Prefeito ameaça fechar rádio comunitária no interior de Minas Gerais
Prefeito ameaça fechar rádio comunitária no interior de Minas Gerais
Em Salinas, município de 37 mil habitantes no norte de Minas Gerais, a divulgação de uma notícia sobre notas fiscais superfaturadas em 355% - encontradas na prestação de contas de 2007 e denunciada por um professor local à Câmara Municipal - levou o prefeito José Antônio Prates (PTB) a protagonizar na última sexta-feira (09) um violento ataque à liberdade de expressão e de informação contra a Rádio Sal FM.
Acompanhado da advogada Cristiane Maria Ribeiro; do secretário de Obras, Joséo Elísio; de três policiais militares e do delegado Jaime Gomes da Costa, da Polícia Civil, o prefeito invadiu a emissora.
Durante a investida, quis fazer com que, na marra, os microfones da rádio fossem abertos para que ele pudesse dar explicações à população sobre as acusações contra ele, que originaram a abertura de um processo de cassação do seu mandato pela Câmara Municipal.

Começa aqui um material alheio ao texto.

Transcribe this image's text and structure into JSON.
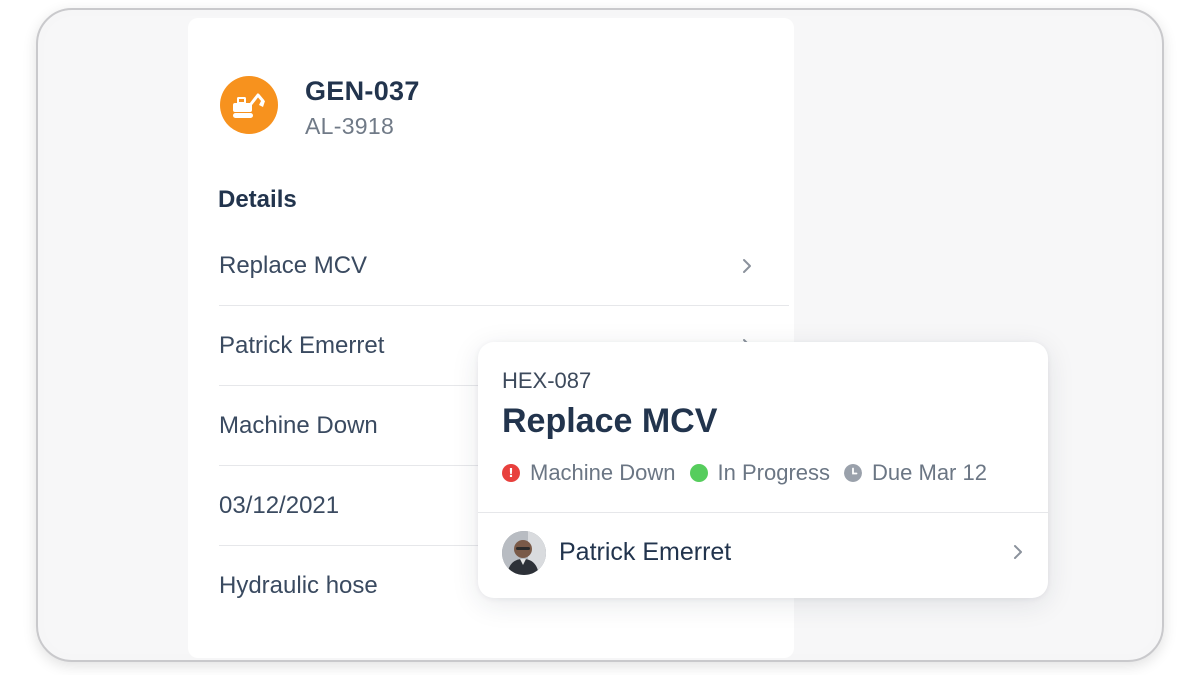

Caso contrário, o prefeito ameaçou processar os responsáveis pela rádio e até fechá-la.
O presidente da rádio, Miguel Bernabé Freire, informou que vai denunciar o caso ao Ministério Público. Segundo ele, tanto a Polícia Militar quanto a Polícia Civil se recusaram a registrar boletim de ocorrência solicitado pela emissora sobre o acontecido, alegando que dependem da Prefeitura de Salinas para funcionar.
A ira do prefeito se deve a uma entrevista que a emissora divulgou no dia 6 de maio com o professor Welshman Gustavo Pinheiro, autor da denúncia encaminhada à Câmara Municipal de Salinas, sobre o uso de notas superfaturadas.
O professor também busca na Justiça a anulação da suposta aquisição de 50 banners (faixas) feita pela Prefeitura junto à empresa Grafimoc, de Montes Claros, pelo preço de R$ 6.750,00. Orçamentos feitos junto a diversas empresas do ramo indicam que os banners podiam ter sido adquiridos por R$ 1.500,00 a R$ 1.900,00.
De acordo com a nota fiscal encontrada na contabilidade da prefeitura, cada banner saiu por R$ 135,00, quando o custo unitário normalmente seria de R$ 30,00 a R$ 38,00, de acordo orçamentos realizados em outras empresas.
O dono da rádio conta que, no interior da emissora, onde entrou sem autorização judicial, o prefeito partiu para a ameaça. Acusou a emissora de tê-lo caluniado e afirmou que se a rádio quisesse continuar funcionando, teria que deixá-lo falar aos moradores naquele exato instante, caso contrário faria tudo para fechá-la.